Shivani Karia recently embarked on her own grey journey and she’s sharing each step with the LITG community. This week, Shivani shares musings on the ineffectiveness of worrying.
So I’m a worrier. I think it’s time I finally came out and said it. I worry. A lot. About a number of different things that all truly range in importance. For example, I worry about when I’ll have time to put my laundry away (because really, that is an issue) and when I’ll have or rather, make time to take my car in for that long overdue oil change.
But I also worry about the big things, like my family, my friends, my career and whether the decisions I’m making are the right ones for me, both professionally and personally.
In addition to being a worrywart, as I’ve gotten older, I’ve realized that I’m one of those individuals who needs to be in control of her surroundings or at the very least, know what’s going on around me.
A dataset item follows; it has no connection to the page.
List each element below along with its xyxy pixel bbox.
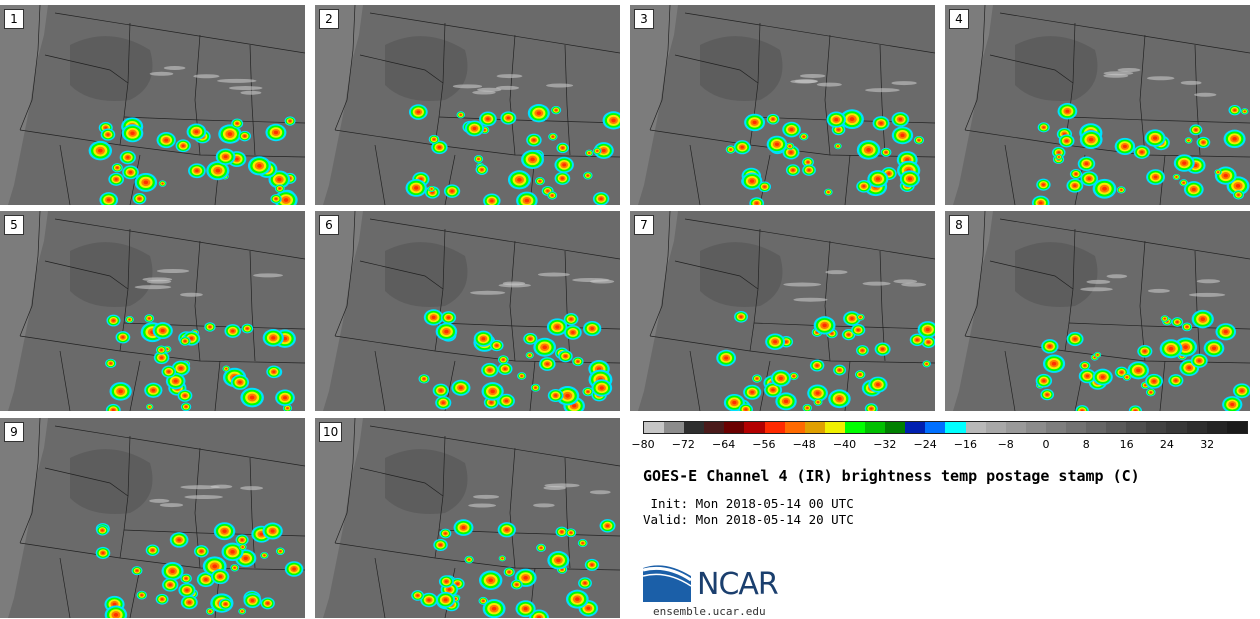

I like and on certain occasions, need to have definite plans in place, whether it’s for a fun night with my family and friends or a networking event that I’m attending. You see, I like plans. I like lists. I like organization. I like the black and white, where things are 100% crystal clear. Anything otherwise can, like I said above, make me start to worry and get anxious.
This past week in the grey was tough. It pushed me to realize just how important it is to be able to let go of the things I can’t control. To stop worrying about every little or big decision I’m making and just focus on the things that truly matter. Constantly worrying and trying to control the things around me is ultimately only going to hold me back from living and enjoying my life. Before I know it, I’ll be old and grey and life’s precious moments, the ones that really count, will have passed me by because I was too busy worrying about the things that quite honestly, I had no control over.
That’s the thing about living in the grey. It pushes you to become a better you, a more real you, a you that lives not for the moments during your 9-5 job, but instead, lives for all the moments right now.
Living in the grey has shown me that it’s ok that my next step hasn’t been determined yet. It’s ok that I don’t have complete control over every aspect of my life. I have to, and I do, trust that things will work out for the best and that everything will fall into place. I trust that I will make the right decisions for me, both professionally and personally.
By living in the grey, I’ve realized that sometimes, it’s best to just let things go. Let go of the things you can’t control. Let go of all the worries, stresses and frustrations that keep you up at night because it isn’t going to help anything; instead, it’s just going to make you cranky in the morning due to the lack of sleep!
In the meantime, enjoy these in-between moments. Enjoy the time spent with your family and friends. Enjoy the moments where you don’t have a single worry or stressful thought. These are the moments we should be looking for because these are the moments that show us that we’re truly living life the way it should be lived. With our loved ones. Doing amazing, exciting, thrilling activities that push us into the grey.